Consider the following questions:
1. What is the purpose of teaching Treaty Ed (specifically) or First Nations, Metis, and Inuit (FNMI) Content and Perspectives (generally) where there are few or no First Nations, Metis, Inuit peoples?
2. What does it mean for your understanding of curriculum that “We are all treaty people”?
[If I was to respond as a professor to the student from the email, my response may perhaps go something like this:]

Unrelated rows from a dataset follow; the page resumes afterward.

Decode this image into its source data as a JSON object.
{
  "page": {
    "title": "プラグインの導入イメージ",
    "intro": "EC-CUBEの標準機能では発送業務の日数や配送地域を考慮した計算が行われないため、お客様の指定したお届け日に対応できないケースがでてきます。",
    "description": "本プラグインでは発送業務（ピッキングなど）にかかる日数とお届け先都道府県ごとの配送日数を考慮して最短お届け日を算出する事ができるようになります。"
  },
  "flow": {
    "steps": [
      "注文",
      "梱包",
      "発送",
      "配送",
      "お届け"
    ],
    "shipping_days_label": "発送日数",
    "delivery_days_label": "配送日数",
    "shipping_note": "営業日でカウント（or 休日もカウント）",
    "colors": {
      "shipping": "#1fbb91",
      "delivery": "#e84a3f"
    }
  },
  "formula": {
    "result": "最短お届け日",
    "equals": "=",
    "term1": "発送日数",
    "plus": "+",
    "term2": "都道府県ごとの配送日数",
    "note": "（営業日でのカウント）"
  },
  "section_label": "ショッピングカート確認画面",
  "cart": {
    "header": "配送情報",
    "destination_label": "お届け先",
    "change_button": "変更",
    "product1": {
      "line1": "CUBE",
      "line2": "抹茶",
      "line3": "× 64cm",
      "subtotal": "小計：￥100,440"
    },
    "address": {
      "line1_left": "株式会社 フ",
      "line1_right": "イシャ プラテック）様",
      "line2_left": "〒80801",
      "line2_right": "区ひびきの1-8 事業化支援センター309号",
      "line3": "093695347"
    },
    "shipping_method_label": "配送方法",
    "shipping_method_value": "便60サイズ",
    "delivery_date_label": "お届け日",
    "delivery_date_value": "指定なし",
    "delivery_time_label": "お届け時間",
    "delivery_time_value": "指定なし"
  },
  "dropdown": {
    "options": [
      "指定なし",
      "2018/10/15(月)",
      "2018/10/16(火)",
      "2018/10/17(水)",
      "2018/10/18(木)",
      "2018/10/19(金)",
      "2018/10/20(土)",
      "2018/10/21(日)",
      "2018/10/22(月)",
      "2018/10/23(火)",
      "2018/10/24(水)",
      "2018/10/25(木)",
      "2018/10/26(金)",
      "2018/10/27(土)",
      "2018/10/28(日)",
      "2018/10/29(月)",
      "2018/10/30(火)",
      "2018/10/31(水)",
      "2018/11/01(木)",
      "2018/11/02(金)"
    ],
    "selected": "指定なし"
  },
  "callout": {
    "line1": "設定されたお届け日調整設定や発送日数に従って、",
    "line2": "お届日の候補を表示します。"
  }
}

The difficulties you are facing are not exclusive to your situation, so rest assured that this is an issue that all Canadians are facing. You are doing the right thing in encorporating First Nations content. Your students’ disconnect is a product of colonialism; they are perpetuating the issues that they are trying to separate themselves from. Consider Dwayne Donald’s quote: “The way you think about the relationship (between aboriginal and non-aboriginal peoples) has a distinctive bearing on how you take it up in the classroom. …It isn’t an informational problem: If students are given a timeline of residential school history, that won’t necessarily improve relations.” Perhaps you are encorporating Aboriginal content in a way that still seperates it from other parts of your classroom curricula. After you’ve really reflected on how you are bringing Aboriginal content into your classroom, there are several resources you can consider after having really reexamined how you approach aboriginal ways of knowing in your classroom. Remember that Aboriginal ways of knowing are relevant for all Canadians.
-Take a look at David Benjoe’s Native Studies unit available at bit.ly/treatyedsessions under David Benjoe,Link. Mr. Benjoe is a professor at the First Nations university, and during Treaty Ed Camp 2016, he offered his own unit. You can possibly take things from this resource to use in your class, but keep in mind how to present it in a wholesome way.